Both Flamingo Land and our Udzungwa Forest Project in Tanzania are busy planting trees, with more than 7,000 saplings expected to be planted by the end of the month.
The trees being planted in Tanzania comprise at least 21 species, five of which are listed on the IUCN red list of threatened species. Trees have been donated to various village groups including the Katurukila Muslim Association. Species planted in Tanzania include the white mahogany (Khaya anthotheca), which is a large timber tree. The project is also experimenting with seeds from a tree seriously threatened with extinction (Polyalthia verdcourtii), so far with little germination success, but watch this space.
Among the species being planted at Flamingo Land are the small-leaved lime (Tilia cordata), a rare species that attracts so many insects in the summer that trees are said to hum. We have also planted oak (Quercus robur), which provides habitat for more species than any other British tree, and common alder (Alnus glutinosa), which grows particularly well in damp areas.

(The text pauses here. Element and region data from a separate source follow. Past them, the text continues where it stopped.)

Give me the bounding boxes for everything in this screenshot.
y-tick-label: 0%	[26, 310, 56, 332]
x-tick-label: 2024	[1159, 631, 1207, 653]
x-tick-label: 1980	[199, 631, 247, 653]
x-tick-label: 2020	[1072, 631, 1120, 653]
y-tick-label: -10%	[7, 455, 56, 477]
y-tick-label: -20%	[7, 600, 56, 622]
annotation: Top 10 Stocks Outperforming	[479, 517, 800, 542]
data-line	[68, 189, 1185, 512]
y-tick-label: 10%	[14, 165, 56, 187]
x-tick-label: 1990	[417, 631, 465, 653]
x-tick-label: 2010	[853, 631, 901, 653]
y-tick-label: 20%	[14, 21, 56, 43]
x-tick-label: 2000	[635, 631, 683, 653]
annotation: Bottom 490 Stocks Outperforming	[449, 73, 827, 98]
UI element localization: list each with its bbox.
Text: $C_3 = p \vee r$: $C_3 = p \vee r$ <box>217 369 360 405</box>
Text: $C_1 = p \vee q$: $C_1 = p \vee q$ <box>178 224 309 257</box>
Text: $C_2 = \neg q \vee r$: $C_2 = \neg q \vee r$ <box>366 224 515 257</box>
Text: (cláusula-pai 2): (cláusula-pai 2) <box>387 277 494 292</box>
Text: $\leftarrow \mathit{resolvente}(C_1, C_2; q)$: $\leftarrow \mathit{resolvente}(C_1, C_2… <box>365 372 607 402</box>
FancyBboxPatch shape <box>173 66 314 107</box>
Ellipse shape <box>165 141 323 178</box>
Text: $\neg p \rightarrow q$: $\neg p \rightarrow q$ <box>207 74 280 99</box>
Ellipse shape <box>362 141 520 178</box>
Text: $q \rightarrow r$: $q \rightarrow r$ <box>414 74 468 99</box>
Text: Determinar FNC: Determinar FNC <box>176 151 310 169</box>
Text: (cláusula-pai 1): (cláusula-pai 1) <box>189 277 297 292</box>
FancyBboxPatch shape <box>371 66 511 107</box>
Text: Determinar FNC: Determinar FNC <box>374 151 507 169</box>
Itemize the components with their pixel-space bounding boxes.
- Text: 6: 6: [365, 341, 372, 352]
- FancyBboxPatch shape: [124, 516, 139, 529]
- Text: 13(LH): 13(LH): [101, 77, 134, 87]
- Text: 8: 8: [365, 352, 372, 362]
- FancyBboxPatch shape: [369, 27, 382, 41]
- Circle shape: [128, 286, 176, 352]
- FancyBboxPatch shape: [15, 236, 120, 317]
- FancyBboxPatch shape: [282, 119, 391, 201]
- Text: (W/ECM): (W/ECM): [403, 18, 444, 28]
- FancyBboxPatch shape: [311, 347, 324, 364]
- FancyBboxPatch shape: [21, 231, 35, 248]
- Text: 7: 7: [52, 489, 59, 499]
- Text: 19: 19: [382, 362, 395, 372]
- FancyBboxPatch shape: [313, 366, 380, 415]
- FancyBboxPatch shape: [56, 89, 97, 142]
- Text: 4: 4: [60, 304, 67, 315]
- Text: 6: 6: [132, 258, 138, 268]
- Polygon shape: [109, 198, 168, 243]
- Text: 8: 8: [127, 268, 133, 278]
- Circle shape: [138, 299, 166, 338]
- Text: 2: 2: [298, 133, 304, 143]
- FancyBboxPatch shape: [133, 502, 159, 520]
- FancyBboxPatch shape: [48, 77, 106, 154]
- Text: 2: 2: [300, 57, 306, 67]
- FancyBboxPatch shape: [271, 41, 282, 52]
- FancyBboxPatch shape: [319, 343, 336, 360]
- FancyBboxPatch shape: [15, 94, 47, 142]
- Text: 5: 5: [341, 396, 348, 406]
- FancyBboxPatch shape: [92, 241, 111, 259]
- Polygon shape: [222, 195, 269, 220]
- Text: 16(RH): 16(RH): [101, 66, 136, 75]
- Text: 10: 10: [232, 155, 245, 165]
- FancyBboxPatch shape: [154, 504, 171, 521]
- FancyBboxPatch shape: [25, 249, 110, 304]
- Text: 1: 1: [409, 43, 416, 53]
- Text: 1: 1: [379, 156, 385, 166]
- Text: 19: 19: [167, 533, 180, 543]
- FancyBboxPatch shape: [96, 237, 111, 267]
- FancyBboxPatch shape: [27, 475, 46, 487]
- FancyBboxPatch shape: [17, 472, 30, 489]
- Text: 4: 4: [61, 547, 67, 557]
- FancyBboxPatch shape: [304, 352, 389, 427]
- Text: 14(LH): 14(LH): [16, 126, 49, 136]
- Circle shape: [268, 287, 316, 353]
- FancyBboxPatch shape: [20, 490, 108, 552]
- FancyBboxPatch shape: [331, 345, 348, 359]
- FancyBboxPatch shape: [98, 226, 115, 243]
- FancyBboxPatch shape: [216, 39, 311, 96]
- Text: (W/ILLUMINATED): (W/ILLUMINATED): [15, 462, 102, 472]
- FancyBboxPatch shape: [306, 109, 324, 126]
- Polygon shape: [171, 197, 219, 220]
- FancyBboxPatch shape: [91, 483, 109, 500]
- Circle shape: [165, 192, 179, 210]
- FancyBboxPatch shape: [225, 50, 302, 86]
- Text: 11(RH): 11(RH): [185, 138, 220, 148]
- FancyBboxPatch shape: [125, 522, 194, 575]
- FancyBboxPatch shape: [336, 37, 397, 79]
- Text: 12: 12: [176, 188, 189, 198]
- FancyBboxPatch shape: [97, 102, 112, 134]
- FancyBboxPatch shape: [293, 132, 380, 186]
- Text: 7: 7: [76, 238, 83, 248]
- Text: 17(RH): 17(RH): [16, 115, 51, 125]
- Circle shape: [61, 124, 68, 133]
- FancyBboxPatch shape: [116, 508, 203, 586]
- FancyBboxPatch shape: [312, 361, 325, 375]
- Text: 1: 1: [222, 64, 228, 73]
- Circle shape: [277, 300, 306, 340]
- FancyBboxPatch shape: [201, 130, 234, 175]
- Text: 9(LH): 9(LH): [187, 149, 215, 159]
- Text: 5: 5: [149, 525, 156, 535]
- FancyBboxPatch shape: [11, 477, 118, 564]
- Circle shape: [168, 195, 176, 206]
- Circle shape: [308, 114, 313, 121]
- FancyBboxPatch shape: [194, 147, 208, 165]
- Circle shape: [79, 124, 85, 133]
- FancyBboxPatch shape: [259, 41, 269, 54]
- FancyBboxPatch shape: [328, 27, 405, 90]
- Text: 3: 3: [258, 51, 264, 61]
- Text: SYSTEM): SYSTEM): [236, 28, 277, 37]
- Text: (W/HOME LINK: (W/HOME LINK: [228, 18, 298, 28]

Both sets of planted trees will be similarly managed for sustainable use, but they differ in the intended use of the trees. In Tanzania, trees are a vital resource for fuel, tool handles and building, but at Flamingo Land, they are used to feed the giraffes!
We would like to say a huge thank you to all the volunteers and staff who helped us to nurture and plant trees this month. All of the hard work has helped us to win a David Bellamy Gold Award for conservation for a third year running!